We were told at the commencement of the conference that we needed to re-imagine and re-visualise our current reality. That 'the past is the result of the present'. The past was a quasi-feudal society; the present is a much more fluid one, trying on many versions of itself to see if they fit, positioning itself with pride and acquisitiveness, aspirational anxiety, and a certain amount of preening, in a rampantly global world.

        To really facilitate the choices of returnees, the differences & the reasons for these differences between local and international experiences and realities need to be faced: differences in actual quality and effectiveness of education, in standards of professionalism, in direct access to beneficial aspects of global culture, in moral awareness, in generational gaps and disconnects, in attitudes to ethics and codes of conduct, in working knowledge of human rights, and socially progressive challenges to damaging forms of cultural privilege.

     The most obvious and understandable barriers returnees face, as they are ushered in to the new Sri Lanka, lauded as young internationally educated professionals, returning to make their mark and steer the country into renewed prosperity, are professional jealousy, and petty-mindedness. People who did not 'make it into the ark' were deluged by diverse disasters, and these tragedies have certainly left their mark on the old folks at home.  Returnees reconnecting with their old schoolmates may find that under the fraternity and sorority there are unconscious and understandable hostilities also. With no recourse but to work in relative isolation, restricted, underpaid, subject to social limitations and operating in combative mode due to thirty years of cultural chaos and social dysfunction, professional people here can often seem bitter and disappointed, ground down and weary, to someone coming in to the culture.

     It is clearly difficult for human beings on both sides of barriers and bridges to offer each other benefit of the doubt, when they themselves feel disadvantaged, or to collaborate and find common ground without compulsively competing and taking offence at differences that are pretty clearly pre-determined, by different upbringing, contexts and experiences.

      Barriers and bridges are often made from the same materials. Breaking and building are two sides of the same coin, and can be seen as opposite but connected forms of value.

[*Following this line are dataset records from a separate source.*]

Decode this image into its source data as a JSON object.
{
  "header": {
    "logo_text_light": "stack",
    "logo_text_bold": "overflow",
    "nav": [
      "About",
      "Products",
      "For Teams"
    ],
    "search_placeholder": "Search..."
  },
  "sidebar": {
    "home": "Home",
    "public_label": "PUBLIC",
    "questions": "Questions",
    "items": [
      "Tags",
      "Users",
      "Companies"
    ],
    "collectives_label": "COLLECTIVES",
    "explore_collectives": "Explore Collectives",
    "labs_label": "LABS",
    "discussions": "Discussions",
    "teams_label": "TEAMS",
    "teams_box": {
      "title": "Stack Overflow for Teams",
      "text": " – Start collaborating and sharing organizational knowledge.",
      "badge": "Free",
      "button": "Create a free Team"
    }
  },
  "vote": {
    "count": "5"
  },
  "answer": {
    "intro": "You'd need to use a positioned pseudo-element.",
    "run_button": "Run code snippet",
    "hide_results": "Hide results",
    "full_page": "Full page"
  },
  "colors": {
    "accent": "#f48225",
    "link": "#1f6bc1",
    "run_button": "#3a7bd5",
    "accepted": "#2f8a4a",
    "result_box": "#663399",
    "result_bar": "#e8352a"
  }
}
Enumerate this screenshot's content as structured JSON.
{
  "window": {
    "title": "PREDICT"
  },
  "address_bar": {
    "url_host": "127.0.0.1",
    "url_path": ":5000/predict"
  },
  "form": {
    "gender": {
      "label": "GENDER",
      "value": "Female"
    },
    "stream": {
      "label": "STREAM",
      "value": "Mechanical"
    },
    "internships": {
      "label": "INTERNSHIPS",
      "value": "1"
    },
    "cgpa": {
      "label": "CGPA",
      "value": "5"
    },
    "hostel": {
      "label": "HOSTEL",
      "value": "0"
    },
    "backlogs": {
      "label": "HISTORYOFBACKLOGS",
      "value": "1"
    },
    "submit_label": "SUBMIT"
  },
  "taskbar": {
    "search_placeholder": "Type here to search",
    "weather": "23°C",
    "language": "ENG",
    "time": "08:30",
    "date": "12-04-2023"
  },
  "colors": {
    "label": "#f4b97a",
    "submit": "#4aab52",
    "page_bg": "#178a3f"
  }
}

     Several participants in the conference panel discussions noted that the more obvious shortfalls and deficits in this country provide a vibrant opportunity for entrepreneurs, and people who wish to contribute socially in the long term to make a visible and direct difference to the society. Certainly, if the defeatist mindset and iterated cant of 'this is the way it has always been' can change, even profound stagnation can be reversed, and innovation and openness of ideas and commitment to greater effectiveness would transform the reality of living here, and not only for a few. The country would surely then not be called 'our Blessed isle' with irony, by its inhabitants.